Zhao Chien morphed into a demon as he chuckled and spoke, “I can’t believe how easy that was. I even gave you my name: Toram Mal.”
“What are you?” Ba'chołitsog asked as he wobbled toward Toram Mal.
“A demon, and you are a fool who will learn that there is a price to pay for everything.”
Ba'chołitsog fell on the floor as he lost consciousness. When he came to he was on the sidewalk. He went back into the store only to find it was completely empty, no signs or anything. He wondered if his experience was merely a dream. He shook it off and headed to Angel Flats, where his new apartment was. He and the landlord has a small discussion as they went to his new room.
“So, why was the room at such a good price?” Ba'chołitsog inquired.
The landlord couldn’t bring himself to lie so he said, in a Welsh accent, “Oh, it’s pretty bad news. I don’t think you want to hear it.”
Ba'chołitsog insisted, “Look, I’ve had my share of my bad news. Trust me, nothing you say could possibly change my mind.”
The landlord began opening the door. “Oh, there was a murder here some time ago.”
Ba'chołitsog took a moment to register this. “Eh, doesn’t change my mind a bit. I doubt it could bring any more bad luck than I already have.”

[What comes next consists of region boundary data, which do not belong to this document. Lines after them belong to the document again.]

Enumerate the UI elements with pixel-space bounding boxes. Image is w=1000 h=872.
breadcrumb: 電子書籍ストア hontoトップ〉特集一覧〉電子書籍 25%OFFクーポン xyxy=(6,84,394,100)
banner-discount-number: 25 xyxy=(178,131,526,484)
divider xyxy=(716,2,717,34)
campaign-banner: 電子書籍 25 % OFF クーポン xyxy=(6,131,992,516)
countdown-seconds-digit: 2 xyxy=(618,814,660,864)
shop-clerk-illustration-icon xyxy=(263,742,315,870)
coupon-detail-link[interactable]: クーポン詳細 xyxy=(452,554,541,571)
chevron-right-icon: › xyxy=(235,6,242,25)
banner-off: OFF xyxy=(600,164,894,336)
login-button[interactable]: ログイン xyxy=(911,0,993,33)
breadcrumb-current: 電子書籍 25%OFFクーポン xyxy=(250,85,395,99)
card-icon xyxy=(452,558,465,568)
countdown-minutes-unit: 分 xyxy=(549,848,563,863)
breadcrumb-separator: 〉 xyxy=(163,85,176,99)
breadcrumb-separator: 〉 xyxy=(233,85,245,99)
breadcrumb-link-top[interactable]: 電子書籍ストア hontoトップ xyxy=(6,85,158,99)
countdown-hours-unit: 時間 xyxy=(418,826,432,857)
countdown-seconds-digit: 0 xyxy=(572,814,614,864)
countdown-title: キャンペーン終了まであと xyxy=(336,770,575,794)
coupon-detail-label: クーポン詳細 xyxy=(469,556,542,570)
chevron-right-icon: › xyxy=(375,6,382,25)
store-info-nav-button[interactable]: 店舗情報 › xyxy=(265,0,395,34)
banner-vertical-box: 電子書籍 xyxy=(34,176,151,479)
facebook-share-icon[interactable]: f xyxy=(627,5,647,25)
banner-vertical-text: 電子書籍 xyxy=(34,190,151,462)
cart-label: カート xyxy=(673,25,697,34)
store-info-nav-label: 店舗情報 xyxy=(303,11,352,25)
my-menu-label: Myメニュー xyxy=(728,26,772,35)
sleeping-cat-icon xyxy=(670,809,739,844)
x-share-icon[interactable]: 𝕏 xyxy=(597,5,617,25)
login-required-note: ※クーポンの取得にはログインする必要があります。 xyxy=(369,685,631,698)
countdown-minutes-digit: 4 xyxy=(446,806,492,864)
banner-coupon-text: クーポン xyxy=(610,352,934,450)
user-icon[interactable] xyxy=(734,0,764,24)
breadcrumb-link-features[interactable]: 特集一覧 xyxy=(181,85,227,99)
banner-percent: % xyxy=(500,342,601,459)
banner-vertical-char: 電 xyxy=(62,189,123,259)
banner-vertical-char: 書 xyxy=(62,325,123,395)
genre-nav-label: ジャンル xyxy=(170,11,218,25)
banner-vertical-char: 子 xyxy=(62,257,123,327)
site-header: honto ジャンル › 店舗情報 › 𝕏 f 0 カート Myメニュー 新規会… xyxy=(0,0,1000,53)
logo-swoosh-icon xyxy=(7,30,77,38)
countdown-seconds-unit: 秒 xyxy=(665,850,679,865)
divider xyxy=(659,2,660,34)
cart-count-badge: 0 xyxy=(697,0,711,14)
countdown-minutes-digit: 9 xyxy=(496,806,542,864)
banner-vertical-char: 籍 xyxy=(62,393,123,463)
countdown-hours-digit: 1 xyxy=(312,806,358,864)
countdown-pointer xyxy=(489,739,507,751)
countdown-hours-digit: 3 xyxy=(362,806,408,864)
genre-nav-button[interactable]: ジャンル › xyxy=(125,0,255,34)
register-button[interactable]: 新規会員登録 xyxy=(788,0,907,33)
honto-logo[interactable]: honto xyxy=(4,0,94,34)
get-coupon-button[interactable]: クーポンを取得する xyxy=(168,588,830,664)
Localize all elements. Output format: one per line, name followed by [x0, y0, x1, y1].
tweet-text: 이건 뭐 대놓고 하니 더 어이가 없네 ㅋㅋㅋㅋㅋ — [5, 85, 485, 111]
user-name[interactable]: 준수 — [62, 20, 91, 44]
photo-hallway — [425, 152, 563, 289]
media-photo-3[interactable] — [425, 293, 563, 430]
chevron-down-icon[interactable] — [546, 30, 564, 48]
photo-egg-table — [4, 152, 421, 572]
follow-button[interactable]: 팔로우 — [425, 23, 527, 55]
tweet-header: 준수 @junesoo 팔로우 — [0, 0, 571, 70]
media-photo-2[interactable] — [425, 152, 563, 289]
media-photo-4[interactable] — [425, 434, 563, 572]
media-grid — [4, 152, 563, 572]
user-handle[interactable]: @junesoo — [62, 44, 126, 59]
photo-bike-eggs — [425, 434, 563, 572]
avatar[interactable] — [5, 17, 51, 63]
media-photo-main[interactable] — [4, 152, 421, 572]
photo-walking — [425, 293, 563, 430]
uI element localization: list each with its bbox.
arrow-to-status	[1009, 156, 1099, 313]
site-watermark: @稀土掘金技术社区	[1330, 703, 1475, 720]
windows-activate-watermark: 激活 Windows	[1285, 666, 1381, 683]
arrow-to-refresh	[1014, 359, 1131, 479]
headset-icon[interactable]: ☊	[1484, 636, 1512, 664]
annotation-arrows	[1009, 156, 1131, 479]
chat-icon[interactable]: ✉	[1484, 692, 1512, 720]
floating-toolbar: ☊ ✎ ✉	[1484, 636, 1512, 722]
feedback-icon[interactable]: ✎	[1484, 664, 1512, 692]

“Thank you for not changing your mind. You’re braver than most I’ve come across.”
They parted ways as Ba'chołitsog entered the room. He set his pack down and started bringing everything out and put them in the proper place. He connected all his game systems to the TV, put the handhelds in a drawer, and put his video games, Blu-rays, and DVDs in the cabinets. He set his laptop on the desk. He put all the toiletries he brought in the bathroom. Lastly, he took a moment to appreciate that the room had pretty much everything he need and truly was nicely furnished.